Thoughts on Debugging

I was recently asked to help resolve an escalation at work. It had already bounced around between a few people, and was very muddied with conflicting reports not to mention frustration that the issue existed in the first place. Apparently I am insane, because I like situations like this.

I don’t mean that I like they they exist, but I like getting involved, because I’m good at debugging. I’ve been being paid to write code professionally for at least the last 10 years, of which at least 5 of them I’ve had any idea what I was doing. I’ve never taken a college level computer science course. But I’ve learned a thing or two about engineering in the last few years.

Debugging is a very strange skill to develop. It requires a certain intuitive distrust in all technological systems, developed over the course of continually observing engineering decisions that make you question the fabric of reality. It requires excellent written and verbal communication, and the ability to focus on the facts at hand instead of emotions, which typically also run high especially in high profile or otherwise intense debugging sessions.

I prefer to debug and coordinate asynchronously, others prefer to huddle. I’ve seen both be effective and I think both are worth trying out if the other approach doesn’t seem to be working. On especially complex issues, it’s important to get the right people “in a room” together. The Right People are the people who need to be in communication with one another to resolve the issue. This could be software or support engineers, integrations specialists, managers, or possibly even architect-level software generalists depending on the rest of the team’s ability to communicate and debug.

Debugging skills are not difficult to practice, but they are counter intuitive to learn and easy to be relegated. It seems like Engineers like to Engineer, and debugging usually doesn’t result in very much Software Engineering. In all of the most complicated debugging situations I have seen, the solution is always a single line, config issue, or misunderstanding about expected and actual functionality.

Here’s my one simple rule for debugging:

Reproduce the issue.

That’s the only thing, really. There are a lot of barriers to this. This is the antithesis to “it works on my machine”. Debugging is answering the question “why?”.

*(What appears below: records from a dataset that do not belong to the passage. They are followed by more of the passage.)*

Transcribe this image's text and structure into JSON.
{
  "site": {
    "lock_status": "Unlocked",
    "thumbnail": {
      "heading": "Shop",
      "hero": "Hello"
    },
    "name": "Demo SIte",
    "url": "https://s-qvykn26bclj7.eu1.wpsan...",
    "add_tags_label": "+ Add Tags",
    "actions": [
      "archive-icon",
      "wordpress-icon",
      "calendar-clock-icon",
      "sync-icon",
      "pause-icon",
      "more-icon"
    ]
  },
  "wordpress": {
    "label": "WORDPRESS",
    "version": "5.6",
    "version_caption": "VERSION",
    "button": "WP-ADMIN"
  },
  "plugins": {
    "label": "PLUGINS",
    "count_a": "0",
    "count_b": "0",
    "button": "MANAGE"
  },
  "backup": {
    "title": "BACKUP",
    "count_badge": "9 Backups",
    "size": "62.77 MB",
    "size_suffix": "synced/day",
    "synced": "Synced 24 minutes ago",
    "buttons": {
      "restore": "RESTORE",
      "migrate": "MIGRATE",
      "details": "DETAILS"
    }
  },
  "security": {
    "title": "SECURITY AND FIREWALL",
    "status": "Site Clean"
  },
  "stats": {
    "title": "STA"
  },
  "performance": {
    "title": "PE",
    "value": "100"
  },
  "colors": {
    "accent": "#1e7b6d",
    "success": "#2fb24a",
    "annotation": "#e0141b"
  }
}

Magic exists, but I’ve never seen any in software. Problems are logical. Nothing is impossible. You can solve this problem. You just need to reproduce the issue. Reproducing the issue should be the team’s number 1 priority. The issue must be reproduced exactly, not just symptoms of the same behavior.

If two symptoms exist and they are equally pressing, both should be investigated independently until it can be confirmed that the issues are identical. What exactly an “independent investigation” looks like will vary. It could include you noting two different items on your to-do list. Or, it could be two entire teams doing full blown investigations. I’ve seen too many times that issues were assumed to be related which did nothing but make each issue harder to investigate.

Logging is important in debugging situations, hopefully you or a team member is extremely proficient in your logging software. If you don’t love your logging system, proactively fix that problem. Ideally a team member will be able to monitor the logs real-time while the reproduction procedures are taking place. If we can observe the patterns in the logs while reproducing the issue, then we can observe the patterns for the original instances of the issue.

Often the solution will naturally present itself in the course of debugging, usually by the time you’re successfully reproducing the issue. It could be that by reproducing the problem, you are gaining the required knowledge to fix it. However I think there very few actually hard problems and you’re probably not smart and/or lucky enough to work on one. I’m not sure that I’ve ever worked on a hard problem, at least not for work. We’re mostly just shoveling mud around in various forms with various amounts of efficiency.

But mud isn’t that bad really, it feels kind of nice and you can build some cool things.

After you find and resolve the issue, it’s important to summarize and recap what you’ve done. This is probably best in the original reporting mechanism (bug ticket), but if the issue is on the radar of people that aren’t involved, know about the issue, and has decision making power in your compensation, you need to let them know what you did. A good manager should do this for you, assuming you provide a summary for your manager. I’ve seen too many times someone’s role in a situation be misrepresented after the fact. It’s like telling your boss “Look at my mud thing” and they say “What mud thing?”. Now you wasted a bunch of time for nothing.

Finally a word of caution to those junior engineers among us:

There is no such thing as a favor in business.